In [1]:
import pandas as pd

# Data loading and simple exploration

In [2]:
data = pd.read_csv('../data/03_primary/preprocessed_data.csv')
data.head()

Unnamed: 0,scaled_amount,scaled_time,V1,V2,V3,V4,V5,V6,V7,V8,...,V20,V21,V22,V23,V24,V25,V26,V27,V28,Class
0,-0.282401,-0.62872,1.237076,0.240536,0.644799,0.700348,-0.662809,-1.186289,0.051565,-0.212036,...,-0.120263,-0.238889,-0.705162,0.179966,0.699409,0.165166,0.075183,-0.030301,0.021784,0
1,1.186334,-0.083001,-7.13906,2.773082,-6.757845,4.446456,-5.464428,-1.713401,-6.485365,3.409395,...,-0.616949,1.30325,-0.016118,-0.87667,0.38223,-1.054624,-0.614606,-0.766848,0.409424,1
2,0.391253,0.870217,-1.01847,-0.800243,2.73563,-1.710196,-0.756206,-0.299152,-0.86865,0.263516,...,0.360591,0.499789,1.190104,-0.230243,0.016621,0.394464,0.046844,0.052241,0.082638,0
3,2.29344,0.289078,-1.000611,3.34685,-5.534491,6.835802,-0.299803,0.095951,-2.440419,1.286301,...,1.189814,0.439757,-0.694099,0.29966,-0.657601,0.101648,0.430457,0.824685,0.326952,1
4,-0.135401,0.969807,0.211042,1.352425,-2.257035,0.154344,0.530051,0.207244,-2.051166,-5.231705,...,1.100233,-2.511672,0.943468,-0.019769,0.586162,0.618007,0.621341,-0.098063,0.13397,0


The data is already preprocessed and it looks like there is no room for further feature engineering.<br>
<br>
That way, the only thing left to do is to push all the columns to our feature store.

# Hopsworks 

## Upload

In [2]:
from dotenv import load_dotenv
import os

In [3]:
load_dotenv()

True

In [4]:
import hopsworks
from great_expectations.core import ExpectationSuite

In [5]:
from keyword import iskeyword

In [7]:
iskeyword('class_')

False

In [8]:
def to_feature_store(
    df: pd.DataFrame,
    group_name: str,
    description: str,
    group_description: dict,
    feature_group_version: Union[int, None] = None,
    validation_expectation_suite: ExpectationSuite = None
):
    '''
    This function takes in a pandas DataFrame and a validation expectation suite,
      performs validation on the data using the suite, and then saves the data to a
      feature store in the feature store.

    Args:
        - data (pd.DataFrame): Dataframe with the data to be stored
        - group_name (str): Name of the feature group.
        - feature_group_version (int | None): Version of the feature group.

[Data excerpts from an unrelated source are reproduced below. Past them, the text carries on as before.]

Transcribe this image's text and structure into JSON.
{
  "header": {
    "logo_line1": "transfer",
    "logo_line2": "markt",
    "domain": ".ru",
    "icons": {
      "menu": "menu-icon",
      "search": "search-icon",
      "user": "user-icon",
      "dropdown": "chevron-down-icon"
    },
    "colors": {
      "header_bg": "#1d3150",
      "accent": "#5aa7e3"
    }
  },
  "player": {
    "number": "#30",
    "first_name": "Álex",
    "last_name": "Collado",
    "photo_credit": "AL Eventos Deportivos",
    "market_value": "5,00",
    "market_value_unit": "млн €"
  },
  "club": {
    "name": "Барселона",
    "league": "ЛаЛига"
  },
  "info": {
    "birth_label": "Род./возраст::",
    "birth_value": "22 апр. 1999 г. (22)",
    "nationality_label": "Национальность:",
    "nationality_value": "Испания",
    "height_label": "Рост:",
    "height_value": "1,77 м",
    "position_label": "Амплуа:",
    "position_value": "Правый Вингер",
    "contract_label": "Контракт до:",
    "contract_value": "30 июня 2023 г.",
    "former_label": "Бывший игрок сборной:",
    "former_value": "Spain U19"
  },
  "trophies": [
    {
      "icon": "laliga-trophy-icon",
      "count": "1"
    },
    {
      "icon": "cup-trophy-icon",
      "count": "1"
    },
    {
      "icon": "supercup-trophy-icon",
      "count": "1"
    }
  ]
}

If None, increment 1 from last version
        - description (str): Description for the feature group.
        - group_description (dict): Description of each feature of the feature group.
        - validation_expectation_suite (ExpectationSuite): group of expectations to check data.

    Returns:
        - A dictionary with the feature view version, feature view name and training dataset feature version.
    '''
    ##### DELETE THIS BIT AFTER GX IS IMPLEMENTED #####
    if validation_expectation_suite:
        raise NotImplementedError
    ###################################################

    if not isinstance(df, pd.DataFrame) and not isinstance(df, pd.Series):
        raise TypeError(f'Expect pd.DataFrame, got {type(df)}')
    if isinstance(df, pd.Series):
        new_df = pd.DataFrame({'index': df.index, df.name: df})
        df = new_df

    # Create primary key to posteriorly joins
    if 'index' not in df.columns:
        df = df.reset_index()

    # Hopsworks only accepts lowercase column names, better to sanitize beforehand. Also, try to protect from Python's reserved words
    df.columns = list(map(lambda x: x.lower() if not iskeyword(x.lower()) else x.lower() + '_', df.columns))

    # Get credentials
    project_name = os.environ.get('FS_PROJECT_NAME')
    api_key = os.environ.get('FS_API_KEY')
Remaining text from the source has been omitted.